Melissa Chaudhry FEC link
Melissa Chaudhry campaign website
Melissa Chaudhry State Voter Guide

Adam Smith

Adam Smith

Adam Smith has represented Congressional District 9 since being first elected 28 years ago. Smith started his career as an attorney, and then was a prosecutor for the city of Seattle before he served in the state Legislature for five5 years. Smith, a Democrat, has served on the House Armed Services Committee since 2011 and is currently its ranking member. While he often leans progressive on issues such as housing, immigration and health care, he has been criticized from the left for not calling for an immediate ceasefire in the Israel-Hamas War and for other hawkish stances. Smith, who grew up in Sea-Tac, lives in Bellevue. Last year Smith published a memoir Lost and Broken: My Journey Back from Chronic Pain and Crippling Anxiety.

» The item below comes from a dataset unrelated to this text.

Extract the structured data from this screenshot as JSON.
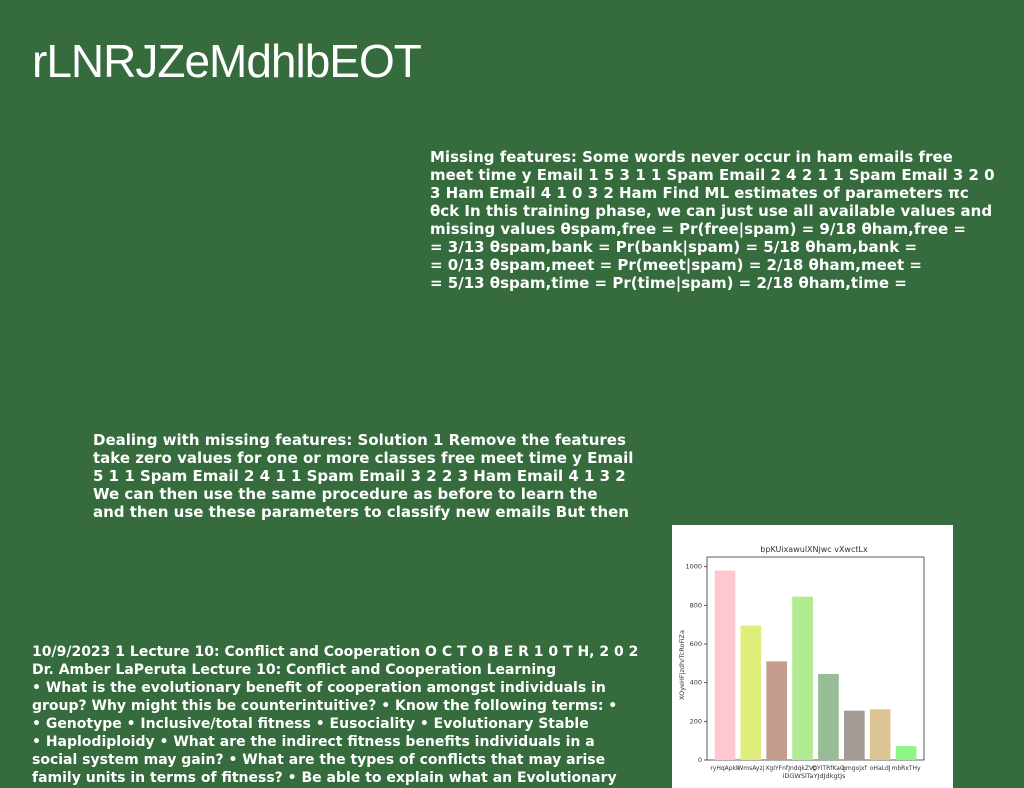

Smith has a long list of endorsements, including from Gov. Jay Inslee, the Alliance for Gun Responsibility and several local lawmakers, Democratic groups and unions.

Adam Smith FEC link
Adam Smith campaign website
Adam Smith State Voter Guide

Related reading:
Three thoughts on Ukraine and China from Rep. Adam Smith (Cascade PBS)

Congressional District 10

The 10th Congressional District includes Olympia, stretches north to Puyallup and parts of Tacoma and south to Tumwater, including JBLM, the Nisqually Reservation and parts of the Puyallup Reservation. It is a relatively new district created after the 2010 Census. U.S. Rep. Marilyn Strickland, D-WA10, has represented the district in Congress since being elected in 2020, and faces six challengers.

Don Hewett

Don Hewett

Don Hewett, a Republican, says he believes that the government “should only provide those critical functions that cannot be performed by individuals or private organizations” and the federal government should allow as much as possible to be handled by lower-level governments. He also says he would push for securing the U.S. borders and requiring e-verify (the system for checking if an employee is authorized to work in the United States) for employment. He also supports strong military and policing. Hewett also supports U.S. energy independence and would push for more oil drilling and protect the Snake River Dams. He calls for the reduction of government spending and of home mortgage rates. Hewett also says he believes in equal rights, equal justice and equal opportunity for all, regardless of race, creed, sex, age or disability.

Don Hewett FEC link
Don Hewett campaign website
Don Hewett State Voter Guide

Marilyn Strickland

Marilyn Strickland

Marilyn Strickland, a Democrat and a former mayor of Tacoma, was first elected to Congress in 2020. Strickland was the first Black member of Congress from Washington state and also one of the first Korean American women ever elected to Congress (two other Korean American women California were elected that same night). Strickland says her priorities in Congress have included lowering drug costs, protecting Social Security and Medicare and supporting military members, veterans and their families. She says she has also secured more than $100 million in federal funding to help with roads, environment, public transit and public safety to the local area.